Brandon Agounon

Personal information
- Date of birth: 19 October 1994 (age 31)
- Place of birth: Caen, France
- Height: 1.80 m (5 ft 11 in)
- Position: Midfielder

Team information
- Current team: Créteil
- Number: 28

Youth career
- 0000–2012: Caen

Senior career*
- Years: Team / Apps / (Gls)
- 2012: Caen B / 2 / (0)
- 2012–2018: Clermont B / 38 / (1)
- 2013–2018: Clermont / 70 / (1)
- 2017–2018: → Boulogne (loan) / 26 / (1)
- 2018–2019: Ermis Aradippou
- 2019–2020: Villefranche / 21 / (2)
- 2020–2022: Bourg-en-Bresse / 57 / (1)
- 2022–2024: Orléans / 38 / (0)
- 2024–2025: Châteauroux / 27 / (0)
- 2025–: Créteil / 7 / (1)

International career
- 2025–: Benin / 1 / (0)

= Brandon Agounon =

Footballer (born 1994)

Brandon Agounon (born 19 October 1994) is a professional footballer who plays as a midfielder for Championnat National 1 club Créteil. Born in France, he plays for the Benin national team.

==Club career==
Agounon joined Clermont in 2012 from Caen. He made his Ligue 2 debut on 18 October 2013 against Nancy in a 3–2 away defeat. In August 2017, he was loaned to Boulogne for the 2017–18 season. He left in June 2018 to join Ermis Aradippou in Cyprus.

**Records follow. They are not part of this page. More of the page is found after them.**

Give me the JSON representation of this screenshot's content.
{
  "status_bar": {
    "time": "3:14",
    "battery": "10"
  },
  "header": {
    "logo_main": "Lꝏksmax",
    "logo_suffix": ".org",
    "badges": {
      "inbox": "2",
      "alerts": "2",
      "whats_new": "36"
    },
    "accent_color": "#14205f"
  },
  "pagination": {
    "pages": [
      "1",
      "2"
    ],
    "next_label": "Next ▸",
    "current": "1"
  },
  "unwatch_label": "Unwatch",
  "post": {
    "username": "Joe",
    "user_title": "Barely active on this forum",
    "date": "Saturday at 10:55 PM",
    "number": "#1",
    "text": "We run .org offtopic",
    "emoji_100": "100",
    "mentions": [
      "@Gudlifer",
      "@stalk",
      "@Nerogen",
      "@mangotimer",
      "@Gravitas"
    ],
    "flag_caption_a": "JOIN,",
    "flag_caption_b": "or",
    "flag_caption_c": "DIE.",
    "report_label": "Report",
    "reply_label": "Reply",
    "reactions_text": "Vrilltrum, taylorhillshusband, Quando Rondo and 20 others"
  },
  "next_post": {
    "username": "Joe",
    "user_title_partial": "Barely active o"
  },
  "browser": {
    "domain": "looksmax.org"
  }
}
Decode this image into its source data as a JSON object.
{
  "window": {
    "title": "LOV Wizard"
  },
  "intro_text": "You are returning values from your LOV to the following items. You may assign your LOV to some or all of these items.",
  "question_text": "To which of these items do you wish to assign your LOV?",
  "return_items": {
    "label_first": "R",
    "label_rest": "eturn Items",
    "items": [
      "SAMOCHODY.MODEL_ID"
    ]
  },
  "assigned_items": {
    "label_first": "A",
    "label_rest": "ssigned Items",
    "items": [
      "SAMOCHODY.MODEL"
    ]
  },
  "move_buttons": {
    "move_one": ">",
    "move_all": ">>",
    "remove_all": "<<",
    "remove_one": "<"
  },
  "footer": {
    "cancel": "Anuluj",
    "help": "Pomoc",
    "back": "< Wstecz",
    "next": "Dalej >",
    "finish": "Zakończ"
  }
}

In June 2019, Agounon returned to France with Villefranche. In July 2020, he signed a two-year deal with Bourg-en-Bresse. In 2022, Agounon joined Orléans.

== International career ==
Born in France, Agounon was born to a Beninese father and Congolese mother. He has previously been called up by youth teams of DR Congo. In June 2023, he was called up to the Benin national team.